For Seyedian’s Well-Paid Maids, the future is similarly difficult to assess in ways he never before would have had to consider. Cleaning is an intimate job that requires having employees go into others’ homes where both employees and patrons could easily come into contact with the virus. In a post Covid-19 world, with risk of novel virus contamination part of a new normal, people may be more likely to pay for cleaning services, or more likely to be wary of letting anyone into their homes.

If we don’t survive, it will change the neighborhood, too. I do have a long-term kind of fear of what Main Street will look like.

Sarah Piepenburg

Vinaigrette owner

When Seyedian’s company was just getting off the ground, it didn’t have the funds to buy a fleet of vehicles, so he used rideshare services like Uber and Lyft and reimbursed employees. It worked so well, rideshare is still the model today, but that may not be possible if it means putting employees at risk in those cars.

Seyedian hopes that clients remember that his firm shut down to protect its own employees, but in a deep recession, cleaning becomes a luxury service and that does not necessarily favor a company charging top market prices. Well-Paid Maids’ business model was built using a living-wage calculator developed by MIT, which incorporates rent and food and other costs, but in a deep recession, the gap between a living wage and minimum wage could diminish, and “then our differentiation in the client’s mind evaporates,” he said.

The National Small Business Association’s Day stressed that lack of confidence now is not total loss of confidence in the future. “They fear we will never come back, but while confidence is down and they are feeling crummy now, there still is an inherent belief in the future and what they can do.”

Even before the Covid-19 shutdown, Seyedian had thought of expanding his living wage business model into home health care, where wages are terrible. “But could I do that during a pandemic? Not really. I don’t see many good avenues to pivot,” he said. “But I am hopeful things can return to some semblance of normalcy and I am willing to wait.”

Vinaigrette’s Piepenburg said if the business had the next three months of rent, bills and payroll covered that would free her up to think about restructuring the business, possibly pivoting to another model without a retail store, but that is not a luxury she has in “worry time,” and she can’t think about taking out a loan even with the SBA offering special economic injury loans, when she does not know what will happen in three months. “How can I take on debt no matter how great the interest rate is?” she said.

The CNBC small business survey found that 71% of small businesses said they did not apply for an SBA economic injury loan. Sixteen percent who did apply for economic injury loan and are still waiting for response, according to the survey, and only 2% applied and were approved and received funds.

“Being a small business owner is tough, but we’ve always made it through,” Piepenburg said. “We have had cash flow issues over the course of 10 years. … We will white knuckle until the end. We worked too hard for this to just let it go, and I just don’t know.

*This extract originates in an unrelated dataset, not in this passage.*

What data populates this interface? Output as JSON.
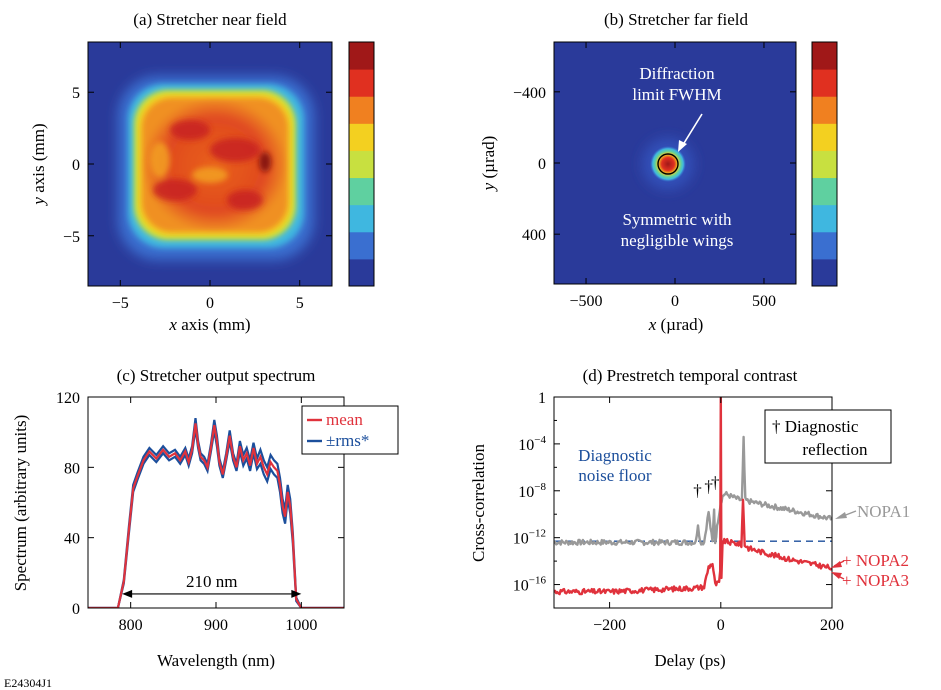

I still have sales today, but if I have a few days with $20 sales, you know, the doubt starts creeping back in.”

“I’m scared,” Piepenburg added. “If we don’t survive, it will change the neighborhood too. I do have a long-term kind of fear of what Main Street will look like.”

The CNBC|SurveyMonkey Small Business Survey for Q2 2020 was conducted across 2,200 small business owners between April 21-April 27. The survey is conducted quarterly using SurveyMonkey‘s online platform and based on its survey methodology. The Small Business Confidence Index is a 100-point score based on responses to eight key questions. A reading of zero indicates no confidence, and a score of 100 indicates perfect confidence. The modeled error estimate for this survey is plus or minus 2.5 percentage points.